The vacant Irish Channel building where Turnbull Bakeries once churned out Melba toast will be demolished to make way for single-family homes under a plan endorsed Tuesday by the City Planning Commission.

The final decision is up to the City Council. The site is in Councilwoman LaToya Cantrell’s district.

The Planning Commission voted 5-0, with four members absent, to approve a request to change the former bakery’s zoning from industrial to residential. The massive green warehouse has municipal addresses on First, St. Thomas and Soraparu streets.

The commercial bakery shut down in 2012 after 105 years in business.

The plan from Livewell Properties LLC and Webre Consulting calls for dividing the property into 15 lots of varying sizes. Prospective homeowners will then be able to buy either a vacant lot or one with a home already constructed on it. The homes, to be built by the same company, will be designed to mirror the existing Irish Channel neighborhood, the project’s lead developer said in a letter to neighbors.

Several other buildings on the same block, including Raphael Academy, a two-family cottage and three two-family residences, are not a part of the plan, which has the support of the Irish Channel Neighborhood Association.

The warehouse’s demolition has been approved by the Historic District Landmarks Commission.

In other matters, the Planning Commission approved plans for a 132-room hotel at 2001 Canal St., across the street from the new University Medical Center complex.

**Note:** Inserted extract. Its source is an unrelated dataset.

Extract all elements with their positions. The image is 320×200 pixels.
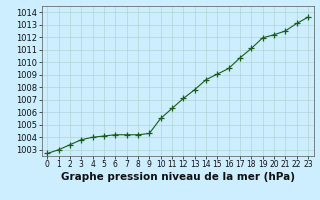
X-axis label: Graphe pression niveau de la mer (hPa): Graphe pression niveau de la mer (hPa)	[60, 172, 295, 182]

Developers propose adding two stories to an empty five-story office building, which would operate as Hotel Loren and Suites.

The commission deferred action on a request to convert a former bottling plant in Faubourg Marigny into a live performance venue. The Trash Palace would host dance, theatrical and musical performances and occasionally show films. It also would be available for rental by corporate groups and for parties and weddings.

The planning staff recommended denial of the proposed reuse of the L-shaped building at Chartres Street and Elysian Fields Avenue because its proposed 777-person maximum capacity might result in increased traffic, noise and parking problems in an already busy area.

Vendors at the Frenchmen Art Market, which is held in a parking lot at the rear of the building, also urged the board to vote against it because it would require the market to reduce its hours of operation.

Commissioner Kyle Wedberg urged the property owner to consider a plan for the venue that would have less impact on the surrounding neighborhood and to return with a revised plan in June.